With the edi v1 setup, container integration was carried out on the basis of LXD. The integration offered by distrobox on the basis of Podman goes far beyond what edi offers with the v1 workflow.

Sharing

Finally, we want to make the Podman image available to our coworkers and the CI infrastructure.
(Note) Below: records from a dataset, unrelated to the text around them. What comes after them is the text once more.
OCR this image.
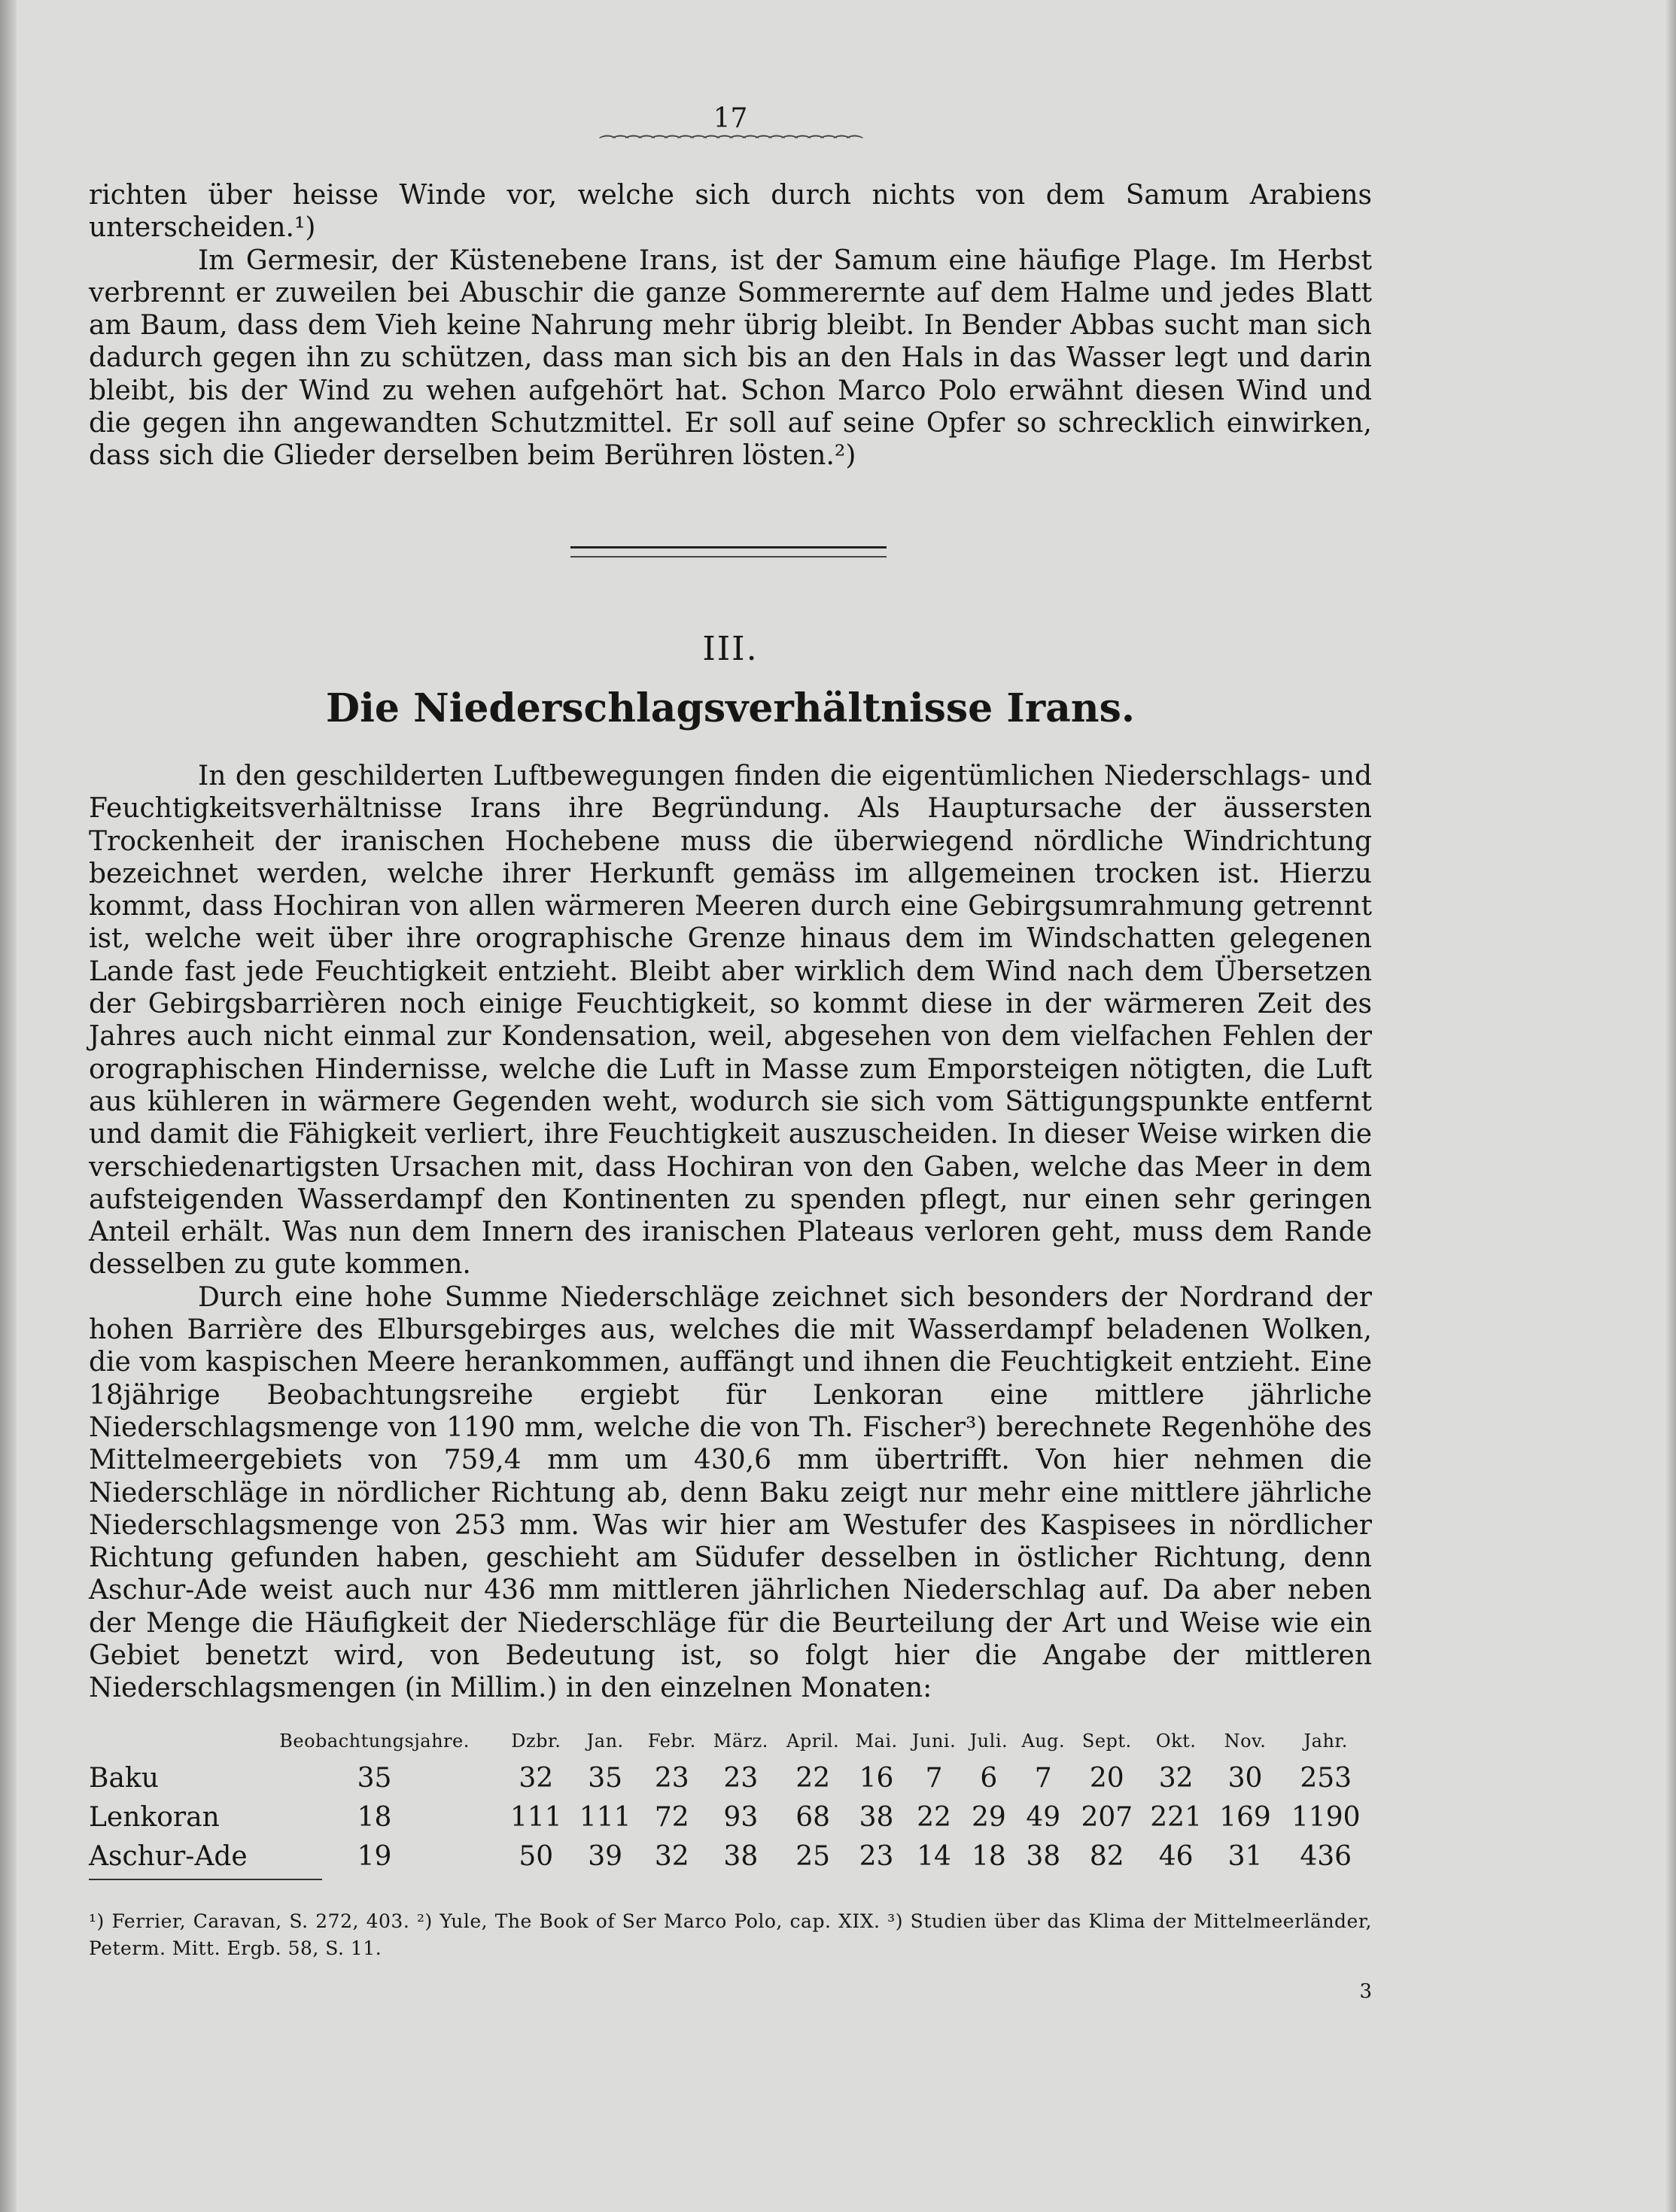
17
⁀⁀⁀⁀⁀⁀⁀⁀⁀⁀⁀⁀⁀⁀⁀⁀⁀⁀⁀⁀

richten über heisse Winde vor, welche sich durch nichts von dem Samum Arabiens unterscheiden.¹)

Im Germesir, der Küstenebene Irans, ist der Samum eine häufige Plage. Im Herbst verbrennt er zuweilen bei Abuschir die ganze Sommerernte auf dem Halme und jedes Blatt am Baum, dass dem Vieh keine Nahrung mehr übrig bleibt. In Bender Abbas sucht man sich dadurch gegen ihn zu schützen, dass man sich bis an den Hals in das Wasser legt und darin bleibt, bis der Wind zu wehen aufgehört hat. Schon Marco Polo erwähnt diesen Wind und die gegen ihn angewandten Schutzmittel. Er soll auf seine Opfer so schrecklich einwirken, dass sich die Glieder derselben beim Berühren lösten.²)

III.
Die Niederschlagsverhältnisse Irans.

In den geschilderten Luftbewegungen finden die eigentümlichen Niederschlags- und Feuchtigkeitsverhältnisse Irans ihre Begründung. Als Hauptursache der äussersten Trockenheit der iranischen Hochebene muss die überwiegend nördliche Windrichtung bezeichnet werden, welche ihrer Herkunft gemäss im allgemeinen trocken ist. Hierzu kommt, dass Hochiran von allen wärmeren Meeren durch eine Gebirgsumrahmung getrennt ist, welche weit über ihre orographische Grenze hinaus dem im Windschatten gelegenen Lande fast jede Feuchtigkeit entzieht. Bleibt aber wirklich dem Wind nach dem Übersetzen der Gebirgsbarrièren noch einige Feuchtigkeit, so kommt diese in der wärmeren Zeit des Jahres auch nicht einmal zur Kondensation, weil, abgesehen von dem vielfachen Fehlen der orographischen Hindernisse, welche die Luft in Masse zum Emporsteigen nötigten, die Luft aus kühleren in wärmere Gegenden weht, wodurch sie sich vom Sättigungspunkte entfernt und damit die Fähigkeit verliert, ihre Feuchtigkeit auszuscheiden. In dieser Weise wirken die verschiedenartigsten Ursachen mit, dass Hochiran von den Gaben, welche das Meer in dem aufsteigenden Wasserdampf den Kontinenten zu spenden pflegt, nur einen sehr geringen Anteil erhält. Was nun dem Innern des iranischen Plateaus verloren geht, muss dem Rande desselben zu gute kommen.

Durch eine hohe Summe Niederschläge zeichnet sich besonders der Nordrand der hohen Barrière des Elbursgebirges aus, welches die mit Wasserdampf beladenen Wolken, die vom kaspischen Meere herankommen, auffängt und ihnen die Feuchtigkeit entzieht. Eine 18jährige Beobachtungsreihe ergiebt für Lenkoran eine mittlere jährliche Niederschlagsmenge von 1190 mm, welche die von Th. Fischer³) berechnete Regenhöhe des Mittelmeergebiets von 759,4 mm um 430,6 mm übertrifft. Von hier nehmen die Niederschläge in nördlicher Richtung ab, denn Baku zeigt nur mehr eine mittlere jährliche Niederschlagsmenge von 253 mm. Was wir hier am Westufer des Kaspisees in nördlicher Richtung gefunden haben, geschieht am Südufer desselben in östlicher Richtung, denn Aschur-Ade weist auch nur 436 mm mittleren jährlichen Niederschlag auf. Da aber neben der Menge die Häufigkeit der Niederschläge für die Beurteilung der Art und Weise wie ein Gebiet benetzt wird, von Bedeutung ist, so folgt hier die Angabe der mittleren Niederschlagsmengen (in Millim.) in den einzelnen Monaten:

	Beobachtungsjahre.	Dzbr.	Jan.	Febr.	März.	April.	Mai.	Juni.	Juli.	Aug.	Sept.	Okt.	Nov.	Jahr.
Baku	35	32	35	23	23	22	16	7	6	7	20	32	30	253
Lenkoran	18	111	111	72	93	68	38	22	29	49	207	221	169	1190
Aschur-Ade	19	50	39	32	38	25	23	14	18	38	82	46	31	436
¹) Ferrier, Caravan, S. 272, 403. ²) Yule, The Book of Ser Marco Polo, cap. XIX. ³) Studien über das Klima der Mittelmeerländer, Peterm. Mitt. Ergb. 58, S. 11.
3
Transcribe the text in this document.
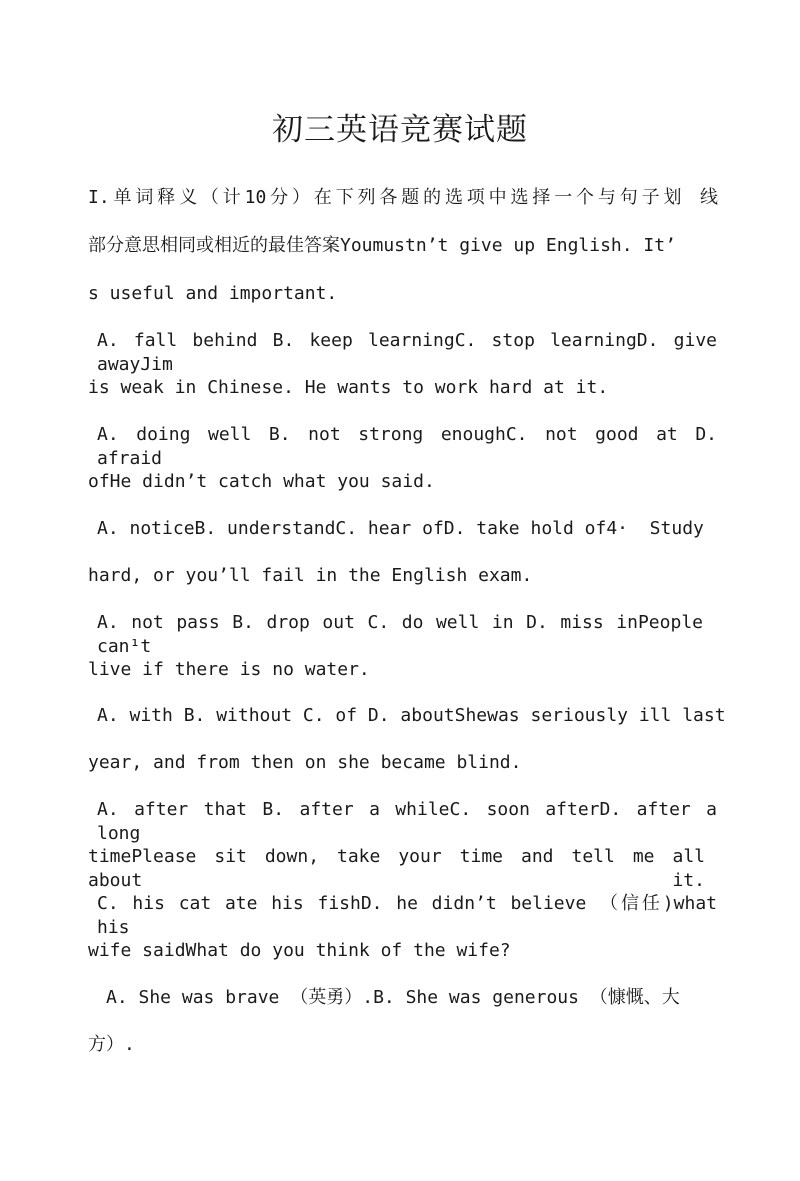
初三英语竞赛试题
I.单词释义（计10分）在下列各题的选项中选择一个与句子划 线
部分意思相同或相近的最佳答案Youmustn’t give up English. It’
s useful and important.
A. fall behind B. keep learningC. stop learningD. give awayJim
is weak in Chinese. He wants to work hard at it.
A. doing well B. not strong enoughC. not good at D. afraid
ofHe didn’t catch what you said.
A. noticeB. understandC. hear ofD. take hold of4·  Study
hard, or you’ll fail in the English exam.
A. not pass B. drop out C. do well in D. miss inPeople can¹t
live if there is no water.
A. with B. without C. of D. aboutShewas seriously ill last
year, and from then on she became blind.
A. after that B. after a whileC. soon afterD. after a long
timePlease sit down, take your time and tell me all about it.
C. his cat ate his fishD. he didn’t believe （信任)what his
wife saidWhat do you think of the wife?
A. She was brave （英勇）.B. She was generous （慷慨、大
方）.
Again we change into our project folder and make sure that the Podman image is available:

cd ~/edi-workspace/edi-pi
source artifacts/pi-cross-dev-v2_manifest
podman images

Now we push the image to our Docker registry (here Artifactory):

podman login artifactory.example.com
podman tag "${podman_image}" artifactory.example.com/some-oci-repo/"${podman_image}"
podman push artifactory.example.com/some-oci-repo/"${podman_image}" -f=oci

Our coworker can then pull the image using his preferred tool:

docker login artifactory.example.com
docker run -it artifactory.example.com/some-oci-repo/IMAGE_NAME bash

Generating Machine Readable Documentation

Ever heard of SBOMs? They might soon be required for your project. Here is how we can create one:

sudo bash -c "curl -sSfL https://raw.githubusercontent.com/anchore/syft/main/install.sh | sh -s -- -b /usr/local/bin"
systemctl --user enable podman.socket
systemctl --user start podman.socket
buildah commit edi-689892bd-429715a5 pi4-image:latest
syft pi4-image:latest --scope all-layers --output cyclonedx-json > sbom.json

E.g. with Firefox we can take a look at the generated SBOM (example):

firefox sbom.json

Generating Human Readable Documentation

SBOMs are perfect for subsequent automated processing. However, humans also might want to take a look at the content of an OS image. Here is how we can generate a nice pdf document based on the changelogs delivered by the Debian packages:

sudo apt install texlive-latex-recommended texlive-pictures texlive-latex-extra texlive-xetex latexmk
cd ~/edi-workspace/edi-pi/artifacts/pi4-gitops-v2_documentation/
for i in {1..2}; do make PDFLATEX=xelatex latexpdf; done

Now we can take a look at the image content (example):

firefox ./_build/latex/pi4-gitops-v2-bookworm-arm64.pdf

Outlook

The v2 workflow is already working very well and I am confident that I will be able to switch all project configurations to the v2 workflow once I have started the transition to Debian trixie. At the moment there is still a guaranteed lack of documentation and there will still be some rough edges. Constructive feedback is very welcome!